A 15 percent increase has been scheduled the next three years, but Chulakes-Leetz praised city staff and the city manager, who worked to lower the rates, he said.
“Any increase can’t be called a success but it’s a darn sight better than previous council’s had planned,” he added.
Councilmember Pete Brandt argued that the city’s water rates were not out of line with cities of comparable size and that in his house, his wife and dogs regularly rack up only $60 – $70 bills.
Mayor John Sullivan said the city has been able to strengthen itself financially and that has helped to lower the rates.
“We’re rolling bonds over and able to get a better interest rate,” Sullivan said.
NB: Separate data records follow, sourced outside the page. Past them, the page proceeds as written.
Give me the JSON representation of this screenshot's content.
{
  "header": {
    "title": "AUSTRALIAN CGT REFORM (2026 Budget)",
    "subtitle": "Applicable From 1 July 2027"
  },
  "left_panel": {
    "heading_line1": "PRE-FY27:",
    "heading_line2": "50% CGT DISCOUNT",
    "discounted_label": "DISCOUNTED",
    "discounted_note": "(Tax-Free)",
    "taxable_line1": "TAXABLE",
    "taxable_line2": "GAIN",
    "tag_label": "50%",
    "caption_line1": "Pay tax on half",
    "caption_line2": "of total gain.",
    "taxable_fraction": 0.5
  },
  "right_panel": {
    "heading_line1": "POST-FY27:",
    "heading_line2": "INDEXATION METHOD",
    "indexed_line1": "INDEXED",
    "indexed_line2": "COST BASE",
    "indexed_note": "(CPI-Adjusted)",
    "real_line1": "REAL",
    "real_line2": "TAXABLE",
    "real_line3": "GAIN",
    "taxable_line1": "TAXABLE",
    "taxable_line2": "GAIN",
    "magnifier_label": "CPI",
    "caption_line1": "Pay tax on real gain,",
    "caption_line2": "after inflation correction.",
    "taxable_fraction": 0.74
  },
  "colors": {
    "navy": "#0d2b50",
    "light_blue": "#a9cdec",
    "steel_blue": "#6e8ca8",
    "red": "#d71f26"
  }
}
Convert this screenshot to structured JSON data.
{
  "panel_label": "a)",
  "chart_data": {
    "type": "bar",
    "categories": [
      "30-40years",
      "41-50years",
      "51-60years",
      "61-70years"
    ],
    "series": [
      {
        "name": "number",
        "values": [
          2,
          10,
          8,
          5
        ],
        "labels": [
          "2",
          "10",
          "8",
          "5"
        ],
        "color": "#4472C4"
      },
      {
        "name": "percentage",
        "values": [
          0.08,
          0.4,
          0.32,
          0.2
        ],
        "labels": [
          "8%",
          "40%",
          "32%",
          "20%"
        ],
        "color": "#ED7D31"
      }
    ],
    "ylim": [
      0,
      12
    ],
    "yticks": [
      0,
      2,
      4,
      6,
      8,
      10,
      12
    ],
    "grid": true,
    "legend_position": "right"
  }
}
In other news, the city’s solid waste collection rates are also going down by a few dollars, according to Billing Services Manager Bill Boyd.
Last year residents paid $168 to have their trash and recycleables collected. Next year residents will pay $160.54 for the same service.
Waste Pro Regional Vice President Keith Banasiak said the city has increased its recycling efforts by 43 percent over the previous fiscal year.
The city receives some funds back from Lee County, which processes Cape Coral’s recycleables.
“A 44 percent increase in our recycling is bringing money back to the city and citizens are getting a dividend for their trash, basically,” Chulakes-Leetz said.